Iskender found himself at a loss, being loth to revive his lord's anger by naming the valley of the gold in his hearing; he was looking up and down in the vain search for inspiration, when the Emîr himself came unexpectedly to his relief. With an ironical glance at the interpreter, the Englishman mustered all his Arabic and, turning to a sheykh who was his neighbour, asked:
"Is there a wady named Wady 'l Mulûk?"
"Wady 'l Mulûk!" cried all the elders in surprise; and then, in the twinkling of an eye, their foreheads cleared from all bewilderment. Wady 'l Mulûk! Ah to be sure! The vale in which lay scattered all the treasure of the ancient kings. So that was what his Honour came to seek!
Iskender was no less perplexed than was his lord by all this outcry, when the chief of all the tribe leaned towards him, saying:
"I understand. He seeks the Valley of the Kings," and touched his forehead meaningly. "May Allah heal him! The Lord forbid that we should plunder such a one, or detain him beyond his pleasure. All such are favoured of Allah! Be our guests from now."
And he gave his orders for a feast to be prepared.

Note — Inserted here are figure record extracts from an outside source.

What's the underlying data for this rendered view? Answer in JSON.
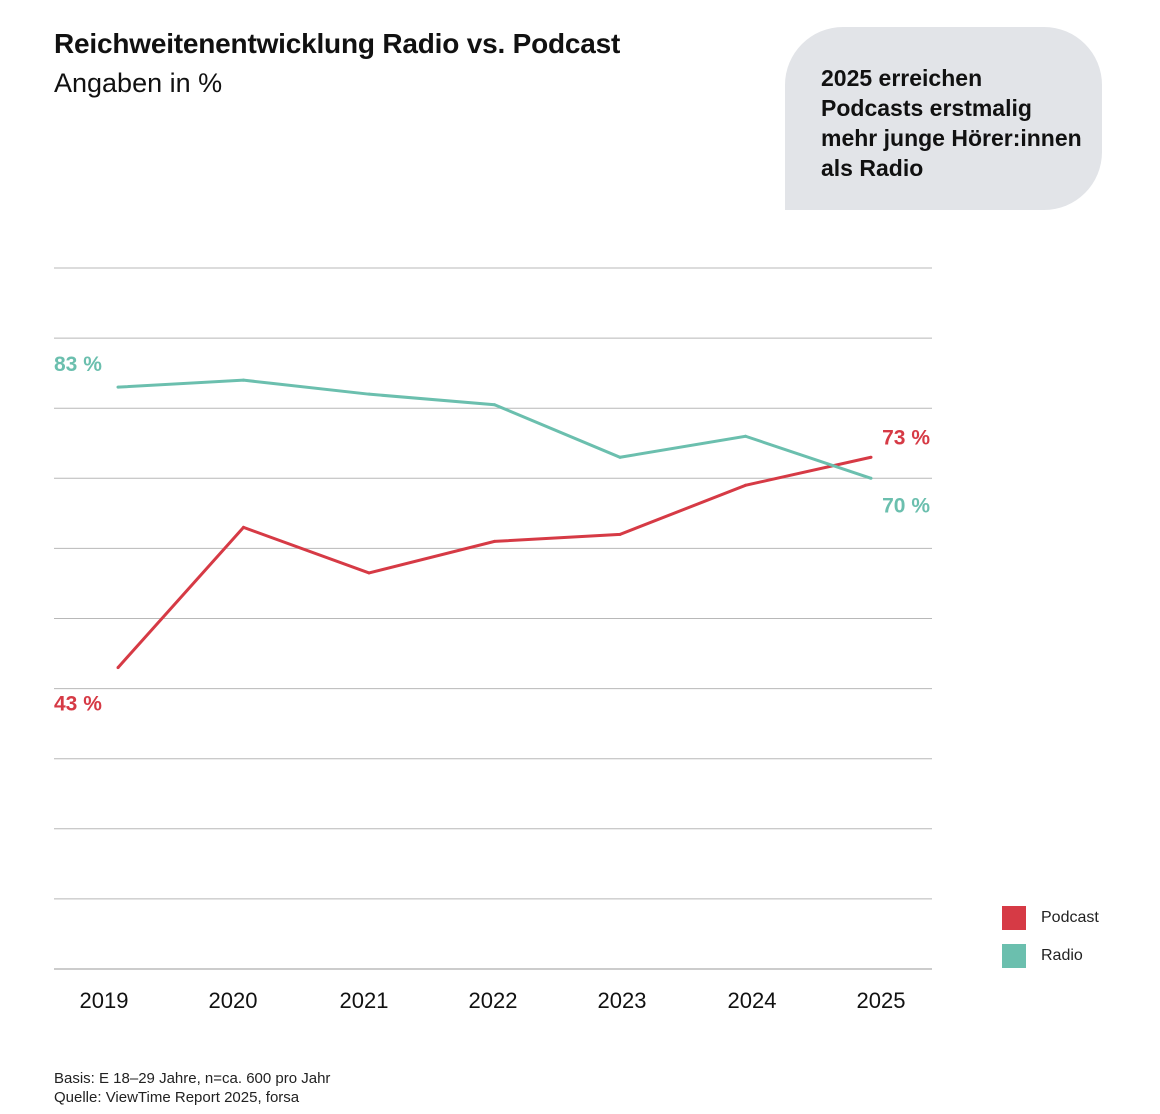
{
  "title": "Reichweitenentwicklung Radio vs. Podcast",
  "subtitle": "Angaben in %",
  "callout": "2025 erreichen Podcasts erstmalig mehr junge Hörer:innen als Radio",
  "chart_data": {
    "type": "line",
    "title": "Reichweitenentwicklung Radio vs. Podcast",
    "subtitle": "Angaben in %",
    "categories": [
      "2019",
      "2020",
      "2021",
      "2022",
      "2023",
      "2024",
      "2025"
    ],
    "series": [
      {
        "name": "Podcast",
        "color": "#d63a45",
        "values": [
          43,
          63,
          56.5,
          61,
          62,
          69,
          73
        ],
        "labels": [
          {
            "index": 0,
            "text": "43 %",
            "position": "below-start"
          },
          {
            "index": 6,
            "text": "73 %",
            "position": "above-end"
          }
        ]
      },
      {
        "name": "Radio",
        "color": "#6bbfae",
        "values": [
          83,
          84,
          82,
          80.5,
          73,
          76,
          70
        ],
        "labels": [
          {
            "index": 0,
            "text": "83 %",
            "position": "above-start"
          },
          {
            "index": 6,
            "text": "70 %",
            "position": "below-end"
          }
        ]
      }
    ],
    "ylim": [
      0,
      100
    ],
    "yticks": [
      0,
      10,
      20,
      30,
      40,
      50,
      60,
      70,
      80,
      90,
      100
    ],
    "ytick_labels_shown": false,
    "grid": true,
    "xlabel": "",
    "ylabel": "",
    "legend": "right-bottom"
  },
  "legend": [
    {
      "label": "Podcast",
      "color": "#d63a45"
    },
    {
      "label": "Radio",
      "color": "#6bbfae"
    }
  ],
  "footer": {
    "basis": "Basis: E 18–29 Jahre, n=ca. 600 pro Jahr",
    "source": "Quelle: ViewTime Report 2025, forsa"
  }
}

All the old men fell to petting and caressing the Emîr, grieving to think that one so young and comely was spoilt for the commerce of life by a deranged intelligence. Iskender, too, they treated as a friend. Their original intention, they confessed, had been to hold his Honour up to ransom; but now they offered gifts instead of claiming them.
Iskender, the moment he could do so with politeness, went out and searched the camp till he regained his sketch-book. Mahmûd, the muleteer, called to him from the mouth of a tent where he was feasting as the guest of a tall Bedawi. He proclaimed the safety of their lives a miracle, attributable solely to the fact that he himself had not ceased to assert the Unity of God from the moment he was taken captive till men came and blessed him. All gave praise to Allah.